Die Fahrt geht zunächst ins etwa 300 km entfernte Bloemfountain; dort holen wir bei Bernie (ZS4TX) die berühmte Battle-Creek ab. Die Strasse dorthin ist  gut ausgebaut und entspricht in etwa einer deutschen Bundesstraße. Kein Vergleich mit dem Senegal, man fühlt sich, vom Linksverkehr mal abgesehen fast wie in Europa. Weites Farmland, spärlich besiedelt und von der Sonne verbrannt, landschaftlich nicht besonders attraktiv aber das soll sich noch ändern.

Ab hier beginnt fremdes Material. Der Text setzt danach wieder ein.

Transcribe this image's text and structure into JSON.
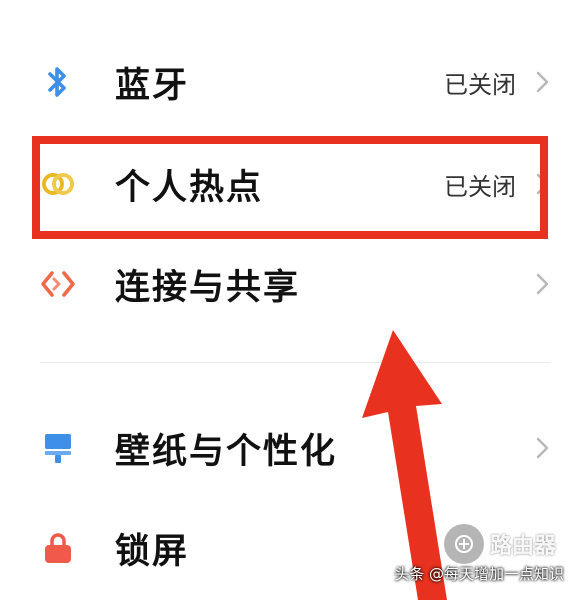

Roger klärt uns über die Probleme dieses Landes auf. Sehr hohe Kriminalitätsrate, das Tragen einer Waffe zur Selbstverteidigung ist üblich, die Fahrzeuge haben seitlich eine Art Panzerglas um  Überfälle zu vermeiden, gefahren wird nur mit verriegelten Türen. In den Orten dominieren extrem geschützte Grundstücke. Mauern mit einbetonierten Glascherben, mit stromführenden Drähten, Infrarotanlagen und Hinweistafeln auf die Securityfirma, die das jeweilige Gebäude betreut. Das alles stimmt uns doch sehr nachdenklich, so schlimm hatten wir es uns nicht vorgestellt.


Herzlicher Empfang bei Bernie. Er hat sich schon im Internet ausführlich über uns informiert und verspricht uns einen Besuch in der nächsten Woche. Die Holzkiste mit der Vertikal wird gemeinsam auf den Dachgepäckträger gehievt und wir fahren weiter. Noch gute 100 Kilometer sind zurückzulegen, allmählich kommt das schroffe Bergmassiv der Drakenberge in Sicht und wir nähern uns der Grenze.
Grenzen in Afrika sind ja bekanntlich ein Thema für sich, man weiß nie wie lange es denn diesmal wohl dauern wird. In unserem Fall verlieren wir durch die langwierige Prozedur auf beiden Seiten etwa 2 Stunden, füllen Unmengen Formulare aus, beantworten Fragen, öffnen Koffer und Kartons und quatschen nebenbei mit einem „Anti-Smuggling-Spezialisten“ über den FC Bayern München. Man kann das Gesehene und Erlebte kaum niederschreiben, das muß man erlebt haben. Mittlerweile ist es stockdunkel und nach weiteren 40 Kilometern erreichen wir endlich den Roma Trading Post, unsere Heimat für die nächsten 10 Tage. Nach über 24 Stunden ohne ein vernünftiges Bett wollen wir eigentlich nur noch schlafen.